As technology scales and the energy of computation continually approaches thermal equilibrium [1,2], parameter variations and noise levels will lead to larger error rates at various levels of the computation stack. The error rates would be especially high for post-CMOS and nanoelectronic systems as well as for probabilistic [3] and stochastic architectures [4]. N-modular redundancy (NMR) at the core-level has been proposed as a way to attain system reliability goals for multicore architectures. While core-level DMR and TMR have been shown to be effective when errors are rare, a large amount of core-level redundancy will be required for attaining system reliability goals in face of high error rates.

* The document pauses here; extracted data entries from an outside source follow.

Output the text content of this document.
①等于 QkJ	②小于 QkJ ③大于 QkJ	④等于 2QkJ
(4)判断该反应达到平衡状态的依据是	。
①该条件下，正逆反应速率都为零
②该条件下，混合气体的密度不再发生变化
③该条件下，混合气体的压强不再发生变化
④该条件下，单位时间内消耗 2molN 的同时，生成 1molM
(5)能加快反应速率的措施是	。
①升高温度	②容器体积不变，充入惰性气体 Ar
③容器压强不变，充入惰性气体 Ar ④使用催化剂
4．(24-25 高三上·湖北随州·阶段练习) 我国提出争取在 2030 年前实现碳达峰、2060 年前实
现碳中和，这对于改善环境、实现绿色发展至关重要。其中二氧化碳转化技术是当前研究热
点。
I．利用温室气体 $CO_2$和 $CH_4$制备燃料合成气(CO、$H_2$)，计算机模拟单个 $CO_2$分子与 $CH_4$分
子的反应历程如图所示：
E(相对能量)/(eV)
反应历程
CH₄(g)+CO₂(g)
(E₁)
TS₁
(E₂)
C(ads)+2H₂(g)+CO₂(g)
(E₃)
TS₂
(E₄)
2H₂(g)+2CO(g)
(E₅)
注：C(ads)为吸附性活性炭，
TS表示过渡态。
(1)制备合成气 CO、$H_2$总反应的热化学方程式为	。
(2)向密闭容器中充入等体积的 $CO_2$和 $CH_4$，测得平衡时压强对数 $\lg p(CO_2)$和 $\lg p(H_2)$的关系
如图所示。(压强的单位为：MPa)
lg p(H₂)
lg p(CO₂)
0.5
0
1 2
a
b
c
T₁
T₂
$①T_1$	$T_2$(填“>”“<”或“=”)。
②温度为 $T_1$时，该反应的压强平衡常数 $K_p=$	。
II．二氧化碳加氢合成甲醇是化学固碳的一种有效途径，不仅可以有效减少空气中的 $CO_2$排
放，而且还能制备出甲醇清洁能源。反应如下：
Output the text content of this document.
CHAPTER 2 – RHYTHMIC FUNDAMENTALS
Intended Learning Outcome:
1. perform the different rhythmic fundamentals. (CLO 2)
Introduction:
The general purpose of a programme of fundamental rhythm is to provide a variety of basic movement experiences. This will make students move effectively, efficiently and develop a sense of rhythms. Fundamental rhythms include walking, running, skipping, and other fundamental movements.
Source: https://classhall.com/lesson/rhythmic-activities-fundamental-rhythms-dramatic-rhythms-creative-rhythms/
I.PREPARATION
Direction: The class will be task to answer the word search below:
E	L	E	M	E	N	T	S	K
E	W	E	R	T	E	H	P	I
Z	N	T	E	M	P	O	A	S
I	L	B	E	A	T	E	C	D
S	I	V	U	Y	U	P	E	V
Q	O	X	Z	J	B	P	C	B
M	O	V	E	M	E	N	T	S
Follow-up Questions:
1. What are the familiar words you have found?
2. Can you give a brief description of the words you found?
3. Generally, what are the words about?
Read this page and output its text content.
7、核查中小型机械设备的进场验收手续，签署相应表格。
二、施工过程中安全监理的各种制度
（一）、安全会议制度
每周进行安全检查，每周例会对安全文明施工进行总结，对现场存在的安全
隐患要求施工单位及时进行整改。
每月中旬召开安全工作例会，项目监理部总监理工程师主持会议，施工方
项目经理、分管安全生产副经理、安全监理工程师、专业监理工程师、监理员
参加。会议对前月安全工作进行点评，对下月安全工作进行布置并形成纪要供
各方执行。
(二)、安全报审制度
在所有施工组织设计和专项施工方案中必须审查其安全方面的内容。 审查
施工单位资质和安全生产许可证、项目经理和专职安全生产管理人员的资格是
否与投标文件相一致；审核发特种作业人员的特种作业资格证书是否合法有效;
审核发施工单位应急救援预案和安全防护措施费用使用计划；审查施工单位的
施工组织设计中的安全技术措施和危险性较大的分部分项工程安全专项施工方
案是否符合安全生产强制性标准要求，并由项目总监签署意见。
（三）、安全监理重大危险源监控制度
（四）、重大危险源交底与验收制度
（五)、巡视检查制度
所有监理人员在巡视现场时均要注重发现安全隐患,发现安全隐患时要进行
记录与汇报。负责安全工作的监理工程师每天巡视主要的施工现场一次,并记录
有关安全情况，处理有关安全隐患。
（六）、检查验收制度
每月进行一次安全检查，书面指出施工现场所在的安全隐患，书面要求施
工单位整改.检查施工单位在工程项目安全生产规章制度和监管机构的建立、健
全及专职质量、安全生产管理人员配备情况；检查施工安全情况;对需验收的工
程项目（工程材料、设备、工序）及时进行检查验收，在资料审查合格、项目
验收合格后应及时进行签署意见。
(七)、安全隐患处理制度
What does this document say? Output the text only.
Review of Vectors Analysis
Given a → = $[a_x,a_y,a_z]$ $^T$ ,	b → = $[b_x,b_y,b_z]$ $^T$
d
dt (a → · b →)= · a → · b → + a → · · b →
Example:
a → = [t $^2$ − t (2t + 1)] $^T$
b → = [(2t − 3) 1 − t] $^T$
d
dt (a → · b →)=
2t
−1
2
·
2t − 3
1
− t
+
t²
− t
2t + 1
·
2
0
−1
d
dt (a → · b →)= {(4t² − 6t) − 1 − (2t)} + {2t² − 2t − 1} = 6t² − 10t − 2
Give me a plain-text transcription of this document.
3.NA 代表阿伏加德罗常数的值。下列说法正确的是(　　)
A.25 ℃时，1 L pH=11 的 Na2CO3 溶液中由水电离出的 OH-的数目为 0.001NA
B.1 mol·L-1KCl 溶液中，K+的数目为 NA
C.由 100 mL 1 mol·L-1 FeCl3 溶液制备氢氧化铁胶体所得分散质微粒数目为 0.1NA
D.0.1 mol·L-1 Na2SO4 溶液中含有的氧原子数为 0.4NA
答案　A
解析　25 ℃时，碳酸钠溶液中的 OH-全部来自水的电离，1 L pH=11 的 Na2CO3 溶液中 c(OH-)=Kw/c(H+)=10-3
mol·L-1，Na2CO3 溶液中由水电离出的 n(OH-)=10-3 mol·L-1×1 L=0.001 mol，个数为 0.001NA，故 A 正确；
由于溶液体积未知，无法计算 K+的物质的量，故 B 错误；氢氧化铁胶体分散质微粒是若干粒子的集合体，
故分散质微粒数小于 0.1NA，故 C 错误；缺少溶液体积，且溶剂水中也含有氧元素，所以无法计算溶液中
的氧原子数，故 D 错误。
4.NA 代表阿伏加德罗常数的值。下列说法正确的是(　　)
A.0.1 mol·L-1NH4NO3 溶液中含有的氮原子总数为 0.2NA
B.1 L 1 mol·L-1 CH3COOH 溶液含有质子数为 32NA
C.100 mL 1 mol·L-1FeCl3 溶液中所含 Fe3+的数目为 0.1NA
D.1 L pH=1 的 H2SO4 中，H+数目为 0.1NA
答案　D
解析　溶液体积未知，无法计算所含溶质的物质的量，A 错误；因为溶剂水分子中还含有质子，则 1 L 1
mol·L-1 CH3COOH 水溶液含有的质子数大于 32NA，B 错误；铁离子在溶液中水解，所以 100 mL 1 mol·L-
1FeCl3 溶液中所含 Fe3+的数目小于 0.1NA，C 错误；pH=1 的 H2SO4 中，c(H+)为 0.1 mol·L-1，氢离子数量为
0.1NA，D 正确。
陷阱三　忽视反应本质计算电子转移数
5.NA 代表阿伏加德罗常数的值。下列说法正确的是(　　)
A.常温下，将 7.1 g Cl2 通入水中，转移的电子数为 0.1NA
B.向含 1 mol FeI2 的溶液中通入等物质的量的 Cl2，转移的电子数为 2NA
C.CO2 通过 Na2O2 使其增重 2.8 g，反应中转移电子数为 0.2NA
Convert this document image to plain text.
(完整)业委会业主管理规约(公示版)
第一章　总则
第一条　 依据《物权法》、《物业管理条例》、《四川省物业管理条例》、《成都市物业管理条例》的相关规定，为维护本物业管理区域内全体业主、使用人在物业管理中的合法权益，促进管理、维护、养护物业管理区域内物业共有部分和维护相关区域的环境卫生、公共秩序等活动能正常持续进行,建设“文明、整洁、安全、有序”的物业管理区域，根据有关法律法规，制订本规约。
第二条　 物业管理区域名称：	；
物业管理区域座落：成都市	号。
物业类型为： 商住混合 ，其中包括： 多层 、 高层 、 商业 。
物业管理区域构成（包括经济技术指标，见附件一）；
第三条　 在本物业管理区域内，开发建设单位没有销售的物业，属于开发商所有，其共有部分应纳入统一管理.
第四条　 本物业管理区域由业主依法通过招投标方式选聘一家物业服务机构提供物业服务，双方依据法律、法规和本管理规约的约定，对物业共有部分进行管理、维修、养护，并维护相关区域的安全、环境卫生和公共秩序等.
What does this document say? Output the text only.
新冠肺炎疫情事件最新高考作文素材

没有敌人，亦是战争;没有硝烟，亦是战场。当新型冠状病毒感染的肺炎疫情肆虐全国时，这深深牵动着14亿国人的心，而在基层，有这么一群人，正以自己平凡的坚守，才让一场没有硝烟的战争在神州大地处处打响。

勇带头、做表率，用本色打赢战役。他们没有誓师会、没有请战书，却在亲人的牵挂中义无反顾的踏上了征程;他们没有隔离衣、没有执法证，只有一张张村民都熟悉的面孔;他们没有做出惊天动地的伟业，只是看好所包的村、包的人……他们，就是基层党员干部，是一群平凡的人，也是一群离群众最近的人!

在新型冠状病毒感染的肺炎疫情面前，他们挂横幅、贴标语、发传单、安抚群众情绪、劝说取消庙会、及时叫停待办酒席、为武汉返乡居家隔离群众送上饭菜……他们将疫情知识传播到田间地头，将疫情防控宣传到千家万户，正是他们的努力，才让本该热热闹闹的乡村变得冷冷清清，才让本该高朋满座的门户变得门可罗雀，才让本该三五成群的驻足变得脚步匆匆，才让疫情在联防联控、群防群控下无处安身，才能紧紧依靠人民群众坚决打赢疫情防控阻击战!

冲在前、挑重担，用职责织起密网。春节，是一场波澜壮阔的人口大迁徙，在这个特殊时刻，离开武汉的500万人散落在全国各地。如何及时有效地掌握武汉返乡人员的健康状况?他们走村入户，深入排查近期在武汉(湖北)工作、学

This makes voting latency and bandwidth significant performance bottlenecks for such systems. In this paper, we present a scalable NMR framework for error prone chip multiprocessors(CMPs). The framework supports in-network fault tolerance where voting logic is integrated into routers to allow for truly distributed voting. The in-network fault tolerance router utilizes the expected redundancy in vote messages, to reduce some of the blocking overhead incurred at the leader, and also provide a mechanism to trade-off network bandwidth with latency. Our framework also supports proactive checkpoint deallocation which allows cores participating in voting to continue on with execution instead of waiting on notification from the voting logic. Finally, the framework supports dynamic constitution that allows an arbitrary core on this chip to be a part of an NMR group. This allows bypassing faulty cores as well as scheduling for performance. Our experiments show significant performance/bandwidth benefits from these optimizations.